O'Sullivan Brian, Shah Jatin
Wharton Head and Neck Center, Department of Radiation Oncology, Princess Margaret Hospital, University of Toronto, Toronto, Canada.
Semin Surg Oncol. 2003;21(1):30-42. doi: 10.1002/ssu.10019.
Cancers of the head and neck have always represented a unique perspective in cancer staging. Not only are these lesions numerous in terms of anatomic sites of origin, but, unlike most other major cancers, they frequently and readily lend themselves to adequate clinical assessment by visual inspection and palpation, which greatly facilitates documentation by the trained clinician.
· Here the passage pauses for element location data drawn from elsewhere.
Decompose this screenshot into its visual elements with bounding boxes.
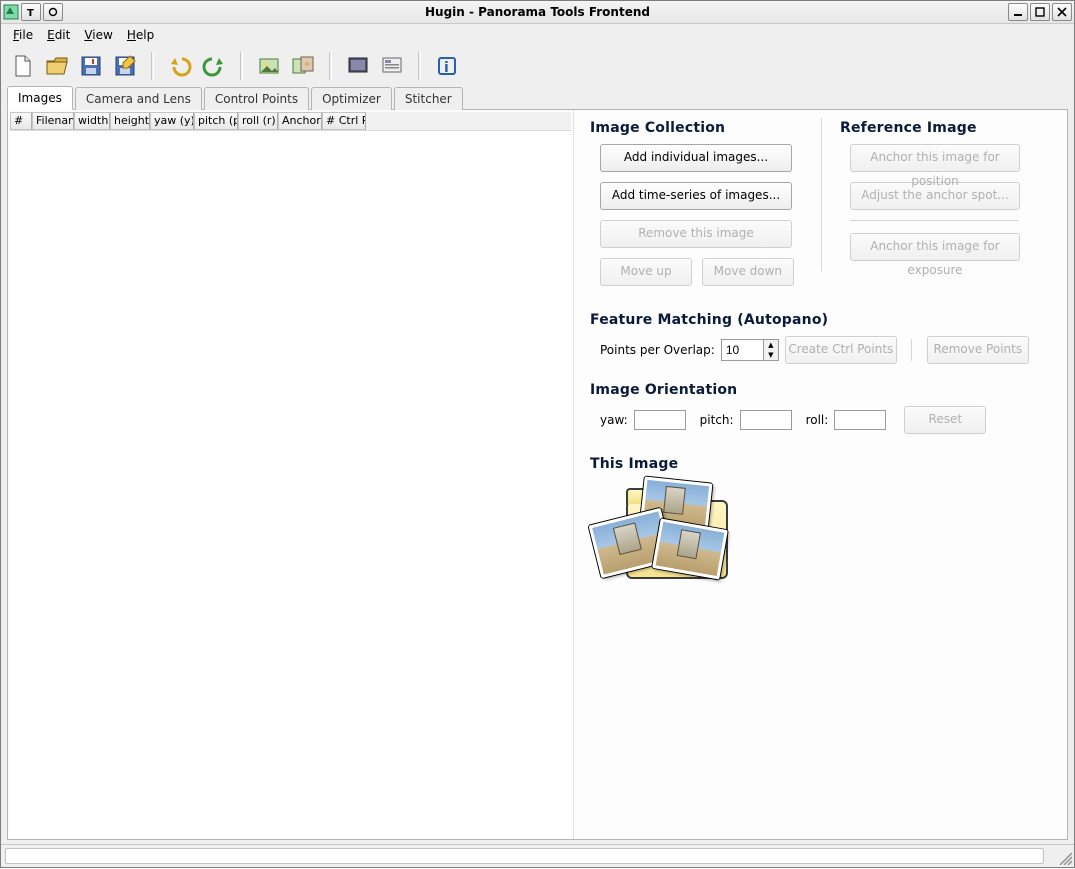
menu-help[interactable]: Help — [127, 28, 154, 42]
toolbar-separator — [418, 52, 421, 80]
tab-images[interactable]: Images — [7, 86, 73, 110]
status-well — [5, 848, 1044, 864]
tabstrip: Images Camera and Lens Control Points Op… — [1, 86, 1074, 110]
yaw-label: yaw: — [600, 413, 628, 427]
create-ctrl-points-button[interactable]: Create Ctrl Points — [785, 336, 897, 364]
titlebar-ontop-button[interactable] — [43, 3, 63, 21]
move-down-button[interactable]: Move down — [702, 258, 794, 286]
image-table-header: # Filename width height yaw (y) pitch (p… — [10, 112, 571, 131]
close-button[interactable] — [1052, 3, 1072, 21]
orientation-row: yaw: pitch: roll: Reset — [590, 406, 1053, 434]
col-yaw[interactable]: yaw (y) — [150, 112, 194, 130]
add-individual-button[interactable]: Add individual images... — [600, 144, 792, 172]
add-image-icon[interactable] — [255, 52, 283, 80]
toolbar-separator — [329, 52, 332, 80]
tab-optimizer[interactable]: Optimizer — [311, 87, 392, 110]
open-icon[interactable] — [43, 52, 71, 80]
menu-edit[interactable]: Edit — [47, 28, 70, 42]
points-per-overlap-input[interactable] — [721, 339, 763, 361]
image-table-body[interactable] — [10, 131, 571, 837]
tab-stitcher[interactable]: Stitcher — [394, 87, 463, 110]
save-as-icon[interactable] — [111, 52, 139, 80]
anchor-position-button[interactable]: Anchor this image for position — [850, 144, 1020, 172]
reset-orientation-button[interactable]: Reset — [904, 406, 986, 434]
add-series-button[interactable]: Add time-series of images... — [600, 182, 792, 210]
feature-matching-title: Feature Matching (Autopano) — [590, 312, 1053, 328]
reference-image-group: Reference Image Anchor this image for po… — [821, 118, 1053, 271]
adjust-anchor-button[interactable]: Adjust the anchor spot... — [850, 182, 1020, 210]
image-collection-group: Image Collection Add individual images..… — [590, 118, 803, 296]
this-image-thumbnail — [590, 480, 740, 590]
menu-file[interactable]: File — [13, 28, 33, 42]
col-index[interactable]: # — [10, 112, 32, 130]
titlebar: T Hugin - Panorama Tools Frontend — [1, 1, 1074, 24]
remove-image-button[interactable]: Remove this image — [600, 220, 792, 248]
titlebar-stick-button[interactable]: T — [21, 3, 41, 21]
image-list-pane: # Filename width height yaw (y) pitch (p… — [8, 110, 574, 839]
save-icon[interactable] — [77, 52, 105, 80]
pitch-input[interactable] — [740, 410, 792, 430]
remove-points-button[interactable]: Remove Points — [927, 336, 1029, 364]
svg-text:T: T — [27, 8, 34, 17]
col-filename[interactable]: Filename — [32, 112, 74, 130]
window-title: Hugin - Panorama Tools Frontend — [1, 5, 1074, 19]
tab-control-points[interactable]: Control Points — [204, 87, 309, 110]
spinner-down-icon[interactable]: ▼ — [764, 350, 778, 360]
undo-icon[interactable] — [166, 52, 194, 80]
toolbar-separator — [151, 52, 154, 80]
separator — [850, 220, 1018, 221]
app-window: T Hugin - Panorama Tools Frontend File E… — [0, 0, 1075, 868]
new-icon[interactable] — [9, 52, 37, 80]
toolbar: i — [1, 46, 1074, 86]
feature-matching-row: Points per Overlap: ▲▼ Create Ctrl Point… — [590, 336, 1053, 364]
col-ctrlpnts[interactable]: # Ctrl Pnts — [322, 112, 366, 130]
tab-camera-lens[interactable]: Camera and Lens — [75, 87, 202, 110]
col-pitch[interactable]: pitch (p) — [194, 112, 238, 130]
image-orientation-title: Image Orientation — [590, 382, 1053, 398]
maximize-button[interactable] — [1030, 3, 1050, 21]
minimize-button[interactable] — [1008, 3, 1028, 21]
points-per-overlap-spinner[interactable]: ▲▼ — [721, 339, 779, 361]
points-per-overlap-label: Points per Overlap: — [600, 343, 715, 357]
right-panel: Image Collection Add individual images..… — [574, 110, 1067, 839]
app-icon — [3, 4, 19, 20]
autopano-icon[interactable] — [289, 52, 317, 80]
menubar: File Edit View Help — [1, 24, 1074, 46]
this-image-title: This Image — [590, 456, 1053, 472]
properties-icon[interactable] — [378, 52, 406, 80]
about-icon[interactable]: i — [433, 52, 461, 80]
svg-text:i: i — [444, 60, 449, 76]
yaw-input[interactable] — [634, 410, 686, 430]
resize-grip-icon[interactable] — [1048, 845, 1074, 867]
move-up-button[interactable]: Move up — [600, 258, 692, 286]
reference-image-title: Reference Image — [840, 120, 1053, 136]
redo-icon[interactable] — [200, 52, 228, 80]
tab-content: # Filename width height yaw (y) pitch (p… — [7, 110, 1068, 840]
statusbar — [1, 844, 1074, 867]
separator — [911, 339, 913, 361]
anchor-exposure-button[interactable]: Anchor this image for exposure — [850, 233, 1020, 261]
col-width[interactable]: width — [74, 112, 110, 130]
col-roll[interactable]: roll (r) — [238, 112, 278, 130]
roll-label: roll: — [806, 413, 829, 427]
col-anchor[interactable]: Anchor — [278, 112, 322, 130]
spinner-up-icon[interactable]: ▲ — [764, 340, 778, 350]
roll-input[interactable] — [834, 410, 886, 430]
pitch-label: pitch: — [700, 413, 734, 427]
menu-view[interactable]: View — [84, 28, 112, 42]
image-collection-title: Image Collection — [590, 120, 803, 136]
preview-icon[interactable] — [344, 52, 372, 80]
toolbar-separator — [240, 52, 243, 80]
col-height[interactable]: height — [110, 112, 150, 130]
In addition, their location often involves treatment programs that focus on nonsurgical organ-preservation strategies, and thus anatomic and histological data for comprehensive pathologic staging are often not available. Nevertheless, the processes involved in surgical decision-making and radiotherapy treatment planning require meticulous assessment and documentation of the extent of locoregional disease. For all these reasons it is especially important to perform reliable and accurate pretreatment clinical staging of head and neck cancers. Also, many patients who succumb to head and neck cancer do so as a result of locoregional disease. Therefore, the staging system must take into account detailed local anatomic features that dictate management, since the degree of involvement of these structures by tumor may be as important as distant metastasis in threatening survival. For this reason the most recent cancer staging classification (6th edition) of the International Union Against Cancer (UICC) and the American Joint Committee on Cancer (AJCC) includes new criteria for the more advanced cases (e.g., T4 categories and stage IV disease). These criteria reflect the fact that in heterogeneous populations there is a realistic opportunity for cure in some patients but not in others. This review summarizes the criteria used in the new TNM for head and neck tumors, and outlines the rationale behind the current changes. It also provides some guidance regarding optimal source data to facilitate classification in the registry setting. In addition, the need for additional changes in the future is recognized.
头颈部癌症在癌症分期方面一直呈现出独特的视角。这些病变不仅在起源的解剖部位数量众多,而且与大多数其他主要癌症不同,它们常常且容易通过视觉检查和触诊进行充分的临床评估,这极大地方便了训练有素的临床医生进行记录。此外,其位置常常涉及侧重于非手术器官保留策略的治疗方案,因此通常无法获得用于全面病理分期的解剖学和组织学数据。然而,手术决策和放射治疗计划所涉及的过程需要对头颈部区域疾病的范围进行细致的评估和记录。出于所有这些原因,对头颈部癌症进行可靠且准确的治疗前临床分期尤为重要。而且,许多死于头颈部癌症的患者是由于局部区域疾病。因此,分期系统必须考虑到决定治疗方式的详细局部解剖特征,因为肿瘤对这些结构的累及程度在威胁生存方面可能与远处转移同样重要。出于这个原因,国际抗癌联盟(UICC)和美国癌症联合委员会(AJCC)的最新癌症分期分类(第6版)包括了针对更晚期病例(例如T4类别和IV期疾病)的新标准。这些标准反映了这样一个事实,即在异质性人群中,一些患者有实际的治愈机会,而另一些患者则没有。本综述总结了头颈部肿瘤新TNM分期所使用的标准,并概述了当前变化背后的基本原理。它还提供了一些关于最佳源数据的指导,以促进在登记处环境中的分类。此外,认识到未来还需要进一步的改变。